As the president heads to Oklahoma, Democrats in the state next up for a visit from Mr. Trump are up in arms over the stop, reports CBS News campaign reporter Alex Tin. "We're a growing hot spot. And I think it's very dangerous for him to be here," Democratic Congressman Ruben Gallego, a Democrat who represents the district neighboring the president's visit, said Wednesday on a press call for the Biden campaign. Attendees to the president's remarks next week will likely be required to wear a mask: Citing climbing COVID-19 cases, Phoenix mandated face masks citywide on Friday with only a handful of exceptions. In addition to the president's previously announced event with Students for Trump in Phoenix, a White House official said Friday that Mr. Trump is also headed to the Arizona town of Yuma for a "roundtable" on border security.

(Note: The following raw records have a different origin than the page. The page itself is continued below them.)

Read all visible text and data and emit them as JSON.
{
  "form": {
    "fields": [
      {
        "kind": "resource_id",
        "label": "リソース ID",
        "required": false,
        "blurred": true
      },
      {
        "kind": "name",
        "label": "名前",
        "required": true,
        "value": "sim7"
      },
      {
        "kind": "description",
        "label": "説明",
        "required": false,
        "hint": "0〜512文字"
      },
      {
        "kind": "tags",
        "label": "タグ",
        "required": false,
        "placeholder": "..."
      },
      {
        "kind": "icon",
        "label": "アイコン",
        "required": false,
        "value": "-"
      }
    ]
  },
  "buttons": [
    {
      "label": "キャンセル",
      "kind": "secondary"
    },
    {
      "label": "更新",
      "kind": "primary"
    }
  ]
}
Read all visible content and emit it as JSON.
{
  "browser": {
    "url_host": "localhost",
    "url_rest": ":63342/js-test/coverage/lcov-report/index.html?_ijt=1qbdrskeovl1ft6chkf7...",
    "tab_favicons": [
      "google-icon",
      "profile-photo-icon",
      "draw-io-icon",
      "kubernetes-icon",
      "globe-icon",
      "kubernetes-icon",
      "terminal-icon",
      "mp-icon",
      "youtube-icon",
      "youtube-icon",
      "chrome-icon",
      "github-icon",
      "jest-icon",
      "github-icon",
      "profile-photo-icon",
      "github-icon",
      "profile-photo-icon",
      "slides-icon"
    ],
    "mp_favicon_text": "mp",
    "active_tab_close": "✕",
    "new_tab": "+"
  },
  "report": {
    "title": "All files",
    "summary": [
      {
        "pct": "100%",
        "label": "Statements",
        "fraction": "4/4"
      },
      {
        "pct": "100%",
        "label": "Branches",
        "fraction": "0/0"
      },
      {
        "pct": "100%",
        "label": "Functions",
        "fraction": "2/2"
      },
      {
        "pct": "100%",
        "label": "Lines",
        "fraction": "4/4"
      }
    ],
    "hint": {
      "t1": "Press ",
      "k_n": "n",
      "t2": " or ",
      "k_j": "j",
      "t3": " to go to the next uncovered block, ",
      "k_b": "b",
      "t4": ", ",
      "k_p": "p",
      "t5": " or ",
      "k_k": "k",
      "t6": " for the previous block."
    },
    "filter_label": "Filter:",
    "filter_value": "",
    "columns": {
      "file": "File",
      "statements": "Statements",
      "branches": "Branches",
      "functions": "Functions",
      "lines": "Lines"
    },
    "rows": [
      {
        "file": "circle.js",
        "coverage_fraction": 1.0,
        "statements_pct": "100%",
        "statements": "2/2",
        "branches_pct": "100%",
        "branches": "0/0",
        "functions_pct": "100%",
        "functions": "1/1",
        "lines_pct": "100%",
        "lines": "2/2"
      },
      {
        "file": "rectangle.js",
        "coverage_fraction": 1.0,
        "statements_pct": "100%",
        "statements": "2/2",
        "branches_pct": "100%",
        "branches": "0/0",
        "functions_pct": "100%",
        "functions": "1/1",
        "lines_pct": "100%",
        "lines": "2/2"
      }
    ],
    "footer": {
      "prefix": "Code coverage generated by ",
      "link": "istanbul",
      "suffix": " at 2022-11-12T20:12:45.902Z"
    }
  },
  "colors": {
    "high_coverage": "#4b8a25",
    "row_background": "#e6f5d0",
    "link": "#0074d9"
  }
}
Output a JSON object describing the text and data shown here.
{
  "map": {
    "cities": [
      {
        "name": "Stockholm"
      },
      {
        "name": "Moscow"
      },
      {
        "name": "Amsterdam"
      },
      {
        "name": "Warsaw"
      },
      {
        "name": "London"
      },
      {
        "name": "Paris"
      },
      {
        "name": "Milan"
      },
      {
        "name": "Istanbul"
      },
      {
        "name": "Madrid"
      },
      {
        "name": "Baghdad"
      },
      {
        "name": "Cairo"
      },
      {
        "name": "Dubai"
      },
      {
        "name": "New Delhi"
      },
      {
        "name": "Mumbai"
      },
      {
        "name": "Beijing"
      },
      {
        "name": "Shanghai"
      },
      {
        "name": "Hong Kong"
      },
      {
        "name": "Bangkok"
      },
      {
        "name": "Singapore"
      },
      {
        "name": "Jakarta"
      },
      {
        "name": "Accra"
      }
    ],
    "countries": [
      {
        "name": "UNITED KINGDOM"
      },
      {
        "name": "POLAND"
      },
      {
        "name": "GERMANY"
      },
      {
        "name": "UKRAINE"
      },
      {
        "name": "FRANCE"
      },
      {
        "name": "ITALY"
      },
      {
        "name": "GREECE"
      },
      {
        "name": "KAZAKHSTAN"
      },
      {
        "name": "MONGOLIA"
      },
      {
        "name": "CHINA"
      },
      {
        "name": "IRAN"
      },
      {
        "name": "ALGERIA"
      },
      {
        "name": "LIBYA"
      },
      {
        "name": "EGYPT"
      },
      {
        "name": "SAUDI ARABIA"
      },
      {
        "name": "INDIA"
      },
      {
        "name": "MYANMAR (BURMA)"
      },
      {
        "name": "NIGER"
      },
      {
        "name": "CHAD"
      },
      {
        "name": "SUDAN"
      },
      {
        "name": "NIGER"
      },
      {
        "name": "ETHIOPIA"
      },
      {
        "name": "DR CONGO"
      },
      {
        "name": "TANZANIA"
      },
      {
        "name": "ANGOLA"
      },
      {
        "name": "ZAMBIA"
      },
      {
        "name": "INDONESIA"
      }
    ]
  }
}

The area hosts much of the Trump administration's recently constructed "new border wall system." 

"From his failure to respond to the COVID-19 crisis to his disastrous border policies, President Trump has nothing to celebrate in Arizona," said Democratic Congressman Raúl Grijalva, who does not plan to participate in the president's visit to his district along the U.S.-Mexico border. "The only thing Trump has accomplished over the past few years is sowing division, demonizing those who are different, and leaving this country worse off in the long run."